With fists clenched in defiance and filled with inconsolable rage, they were heard to shout, “…it’s not fair!”
This is a perfect example of, you can’t have it both ways. When you map out every square inch of the car, tightening the area the teams have to work in, you’re going to see weird stuff like this going on. While it might come as a complete surprise to some, it’s not just Chad Knaus that is out there trying to bend the rules and exploit every area possible to build the best racecar that they can. If you’re going to ask for all the cars to be measured by lasers, 10 templates and an aerial camera, the best minds will figure out a way to make it fit those parameters when it matters, but not necessarily at speed. The “Twisted Sister” Gen 4 cars may not have been symmetrical, but the engineering, art and science of the bodies that the fabricators worked their magic on was a sight to behold.
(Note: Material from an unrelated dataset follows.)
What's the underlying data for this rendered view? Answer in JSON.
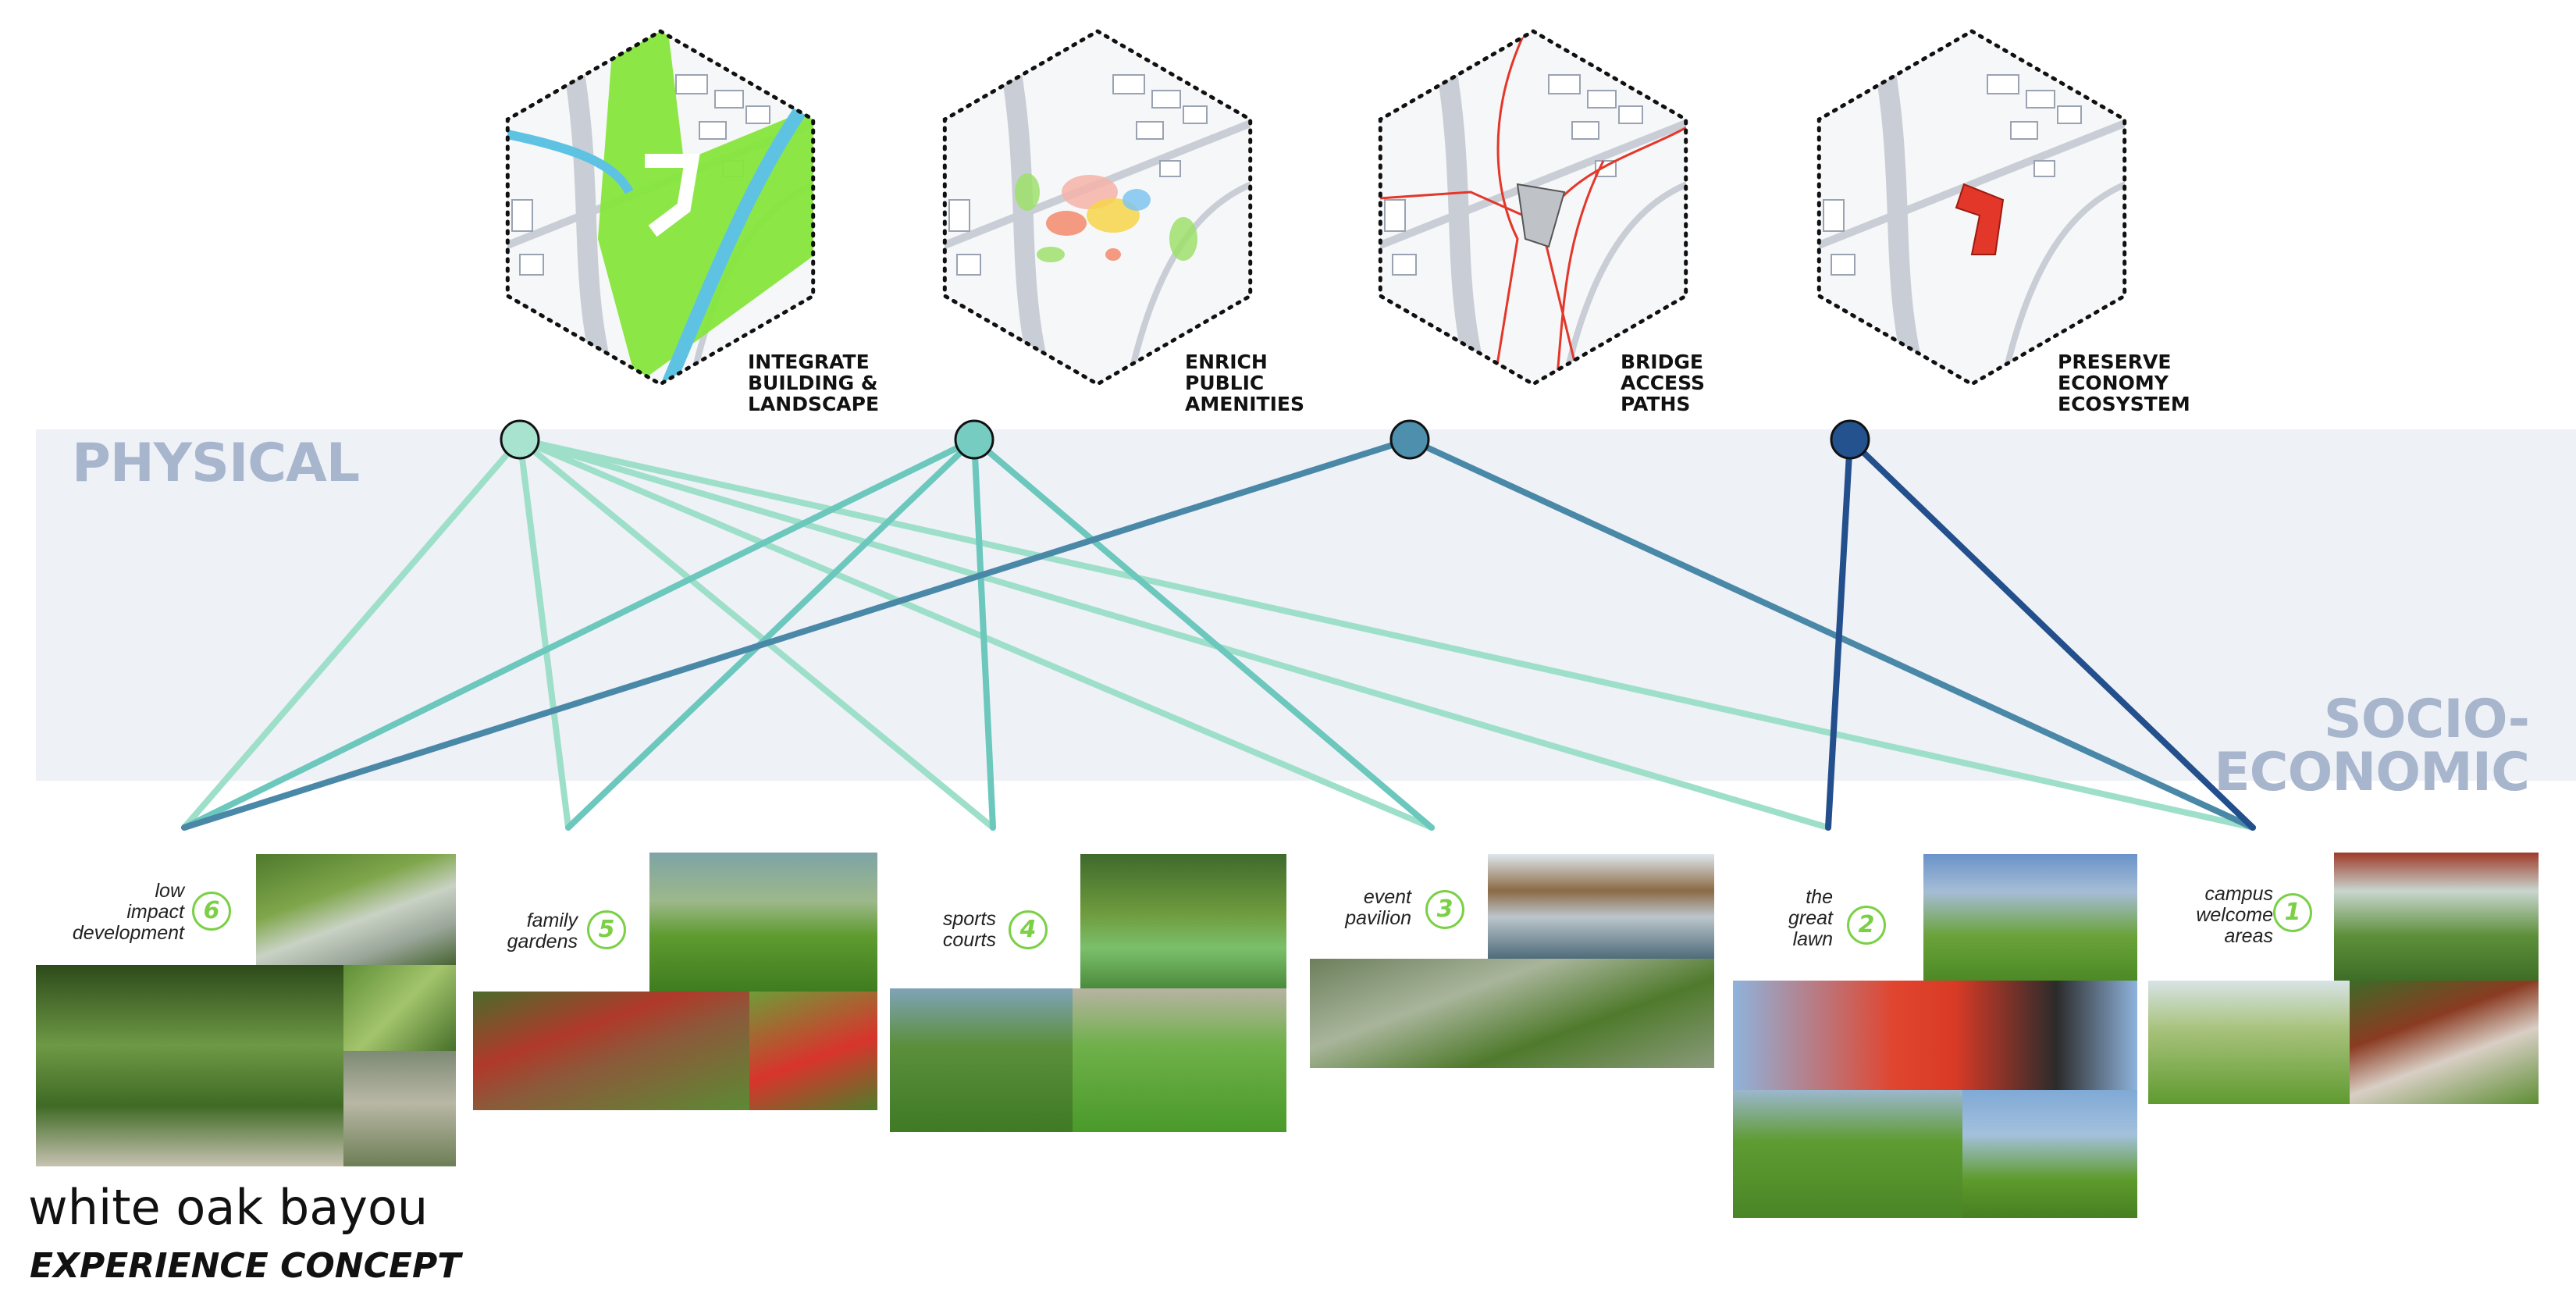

Harvick’s roof dent is the modern day equivalent of bird shot falling out of the frame rails of cars pulling off pit road at Martinsville, or a backstretch at Darlington littered with discarded starter motors, designed to fall off to lose some weight after the race had started.
If anyone has the right perspective on this particular infraction, it’s Ron Burgundy. “I’m not even mad; I’m impressed!”
Fretting over the 48
While Jimmie Johnson was getting lapped before the first stage was up last week (along with virtually half the field), it was beating another dead horse of “What’s wrong with Hendrick?” Frankly, very little is wrong with HMS. It’s a matter of priority, and addressing when needs to be the focus for the time being. Does anyone really think the No. 48 team can’t reel off “a” win in the next six months? The playoff format of win and in helps serve teams in a number of ways, not just those who can only win on restrictor plate tracks or road courses.
The number one priority right now at HMS, is to get Chase Elliott a win. He cannot go another year without winning, after having lost at least five wins in the past two years. Next up on the checklist is getting William Byron and Alex Bowman up to speed. Bowman was impressive in his substitute role for Dale Earnhardt, Jr. in 2016, but a new car and a teammate who has three Cup Series starts to his name has a bit of a challenge himself with his team this year. Speaking of Byron, don’t let the number change confuse you – that is not the Alan Gustafson No. 24 from last year – that is the much-maligned No. 5 team that Kasey Kahne struggled with for the past two seasons.
In short, fear not, 48 fans. Jimmie and Chad will have things squared away before Charlotte. He seems to do okay at Martinsville – would be a fitting place for their first win this season.